Aslında bütün çalışma hayatıyla ilgili düzenlemelerde temel olarak belirleyici olması gereken azami kâr veya sermaye birikiminin öncelenmesi değil, ekolojik bir yaklaşım içerisinde emekçilerden yana düzenlemelerin olması gerekirdi. Ancak, bu yasanın içeriğine baktığımız zaman, daha çok iş sağlığı ve iş güvenliği alanıyla ilgili mevcut durumu piyasa koşullarına açan ve ticarileştiren bir anlayışın olduğunu buradan belirtmek istiyorum. Burada piyasaya açılmayı gösteren en iyi iki göstergeyi, özellikle iş yeri güvenliğinden sorumlu uzmanların ve iş yeri hekimlerinin piyasa mekanizması içerisinden seçilmesi ve yine bu alanda çalışanların, uzmanların ya da iş yeri hekimlerinin eğitimleriyle ilgili süreçlerin de özel sektöre devredilmesinde bulabiliriz.
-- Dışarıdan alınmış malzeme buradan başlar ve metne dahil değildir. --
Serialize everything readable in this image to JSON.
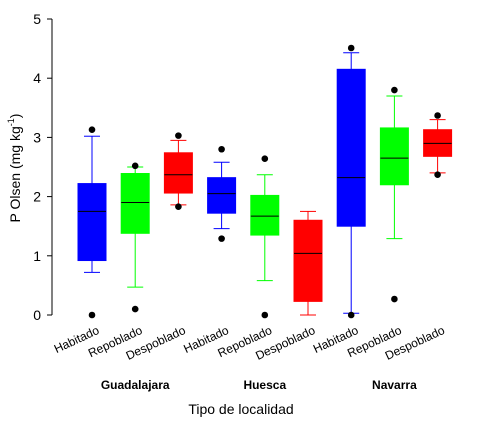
{
  "chart_data": {
    "type": "box",
    "ylabel": "P Olsen (mg kg-1)",
    "ylabel_main": "P Olsen (mg kg",
    "ylabel_sup": "-1",
    "ylabel_end": ")",
    "xlabel": "Tipo de localidad",
    "ylim": [
      0,
      5
    ],
    "yticks": [
      "0",
      "1",
      "2",
      "3",
      "4",
      "5"
    ],
    "grid": false,
    "groups": [
      "Guadalajara",
      "Huesca",
      "Navarra"
    ],
    "colors": {
      "Habitado": "#0000ff",
      "Repoblado": "#00ff00",
      "Despoblado": "#ff0000"
    },
    "boxes": [
      {
        "group": "Guadalajara",
        "category": "Habitado",
        "min": 0.72,
        "q1": 0.92,
        "median": 1.75,
        "q3": 2.22,
        "max": 3.02,
        "outliers": [
          0.0,
          3.13
        ]
      },
      {
        "group": "Guadalajara",
        "category": "Repoblado",
        "min": 0.47,
        "q1": 1.38,
        "median": 1.9,
        "q3": 2.39,
        "max": 2.5,
        "outliers": [
          0.1,
          2.52
        ]
      },
      {
        "group": "Guadalajara",
        "category": "Despoblado",
        "min": 1.86,
        "q1": 2.06,
        "median": 2.37,
        "q3": 2.74,
        "max": 2.95,
        "outliers": [
          1.83,
          3.03
        ]
      },
      {
        "group": "Huesca",
        "category": "Habitado",
        "min": 1.46,
        "q1": 1.72,
        "median": 2.05,
        "q3": 2.32,
        "max": 2.58,
        "outliers": [
          1.29,
          2.8
        ]
      },
      {
        "group": "Huesca",
        "category": "Repoblado",
        "min": 0.58,
        "q1": 1.35,
        "median": 1.67,
        "q3": 2.02,
        "max": 2.37,
        "outliers": [
          0.0,
          2.64
        ]
      },
      {
        "group": "Huesca",
        "category": "Despoblado",
        "min": 0.0,
        "q1": 0.23,
        "median": 1.04,
        "q3": 1.6,
        "max": 1.75,
        "outliers": []
      },
      {
        "group": "Navarra",
        "category": "Habitado",
        "min": 0.03,
        "q1": 1.5,
        "median": 2.32,
        "q3": 4.15,
        "max": 4.43,
        "outliers": [
          0.0,
          4.51
        ]
      },
      {
        "group": "Navarra",
        "category": "Repoblado",
        "min": 1.29,
        "q1": 2.2,
        "median": 2.65,
        "q3": 3.16,
        "max": 3.7,
        "outliers": [
          0.27,
          3.8
        ]
      },
      {
        "group": "Navarra",
        "category": "Despoblado",
        "min": 2.4,
        "q1": 2.68,
        "median": 2.9,
        "q3": 3.13,
        "max": 3.3,
        "outliers": [
          2.37,
          3.37
        ]
      }
    ]
  }
}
İş sağlığı ve iş güvenliğiyle ilgili yasa tasarısını görüştüğümüz bu zamanlarda, aslında gayretleri olmasına rağmen Çalışma ve Sosyal Güvenlik Bakanımızın da hızla bir rekora doğru gittiğini belirtmek gerekiyor. Özellikle Bakanlığı süresince en fazla işçi ölümlerinin yaşandığı Bakan olma yolunda gerçekten büyük bir talihsizlik bulunmakta. Bakın, AKP İktidarının iktidara geldiği 2002 yılından bugüne kadar 10.297 işçinin iş kazalarında veya toplumdaki hâkim isimlendirmesiyle iş cinayetlerinde yaşamını yitirdiğini görüyoruz. Alansal olarak daha çok kömür madenleri, HES yapımları, tersaneler, imalat yerleri, kot kumlama işleri ve inşaat yapımları işçi ölümlerinin gerçekleştiği alanlar iken, özellikle AKP döneminde, demin bahsettiğim ekolojiyle ilgili kaygıların hiçbir şekilde olmaması, insanı ve çevreyi merkeze sokan politikaların devreye sokulmaması nedeniyle bu ölümlerin her geçen yıl daha fazla arttığını buradan belirtmek gerekiyor. 2012 yılının sadece nisan ayında 87 işçi bu iş cinayetlerinde yaşamını yitirdi. Yine 2012 yılının ilk dört ayında 250 işçi iş kazalarında yaşamını yitirmiştir.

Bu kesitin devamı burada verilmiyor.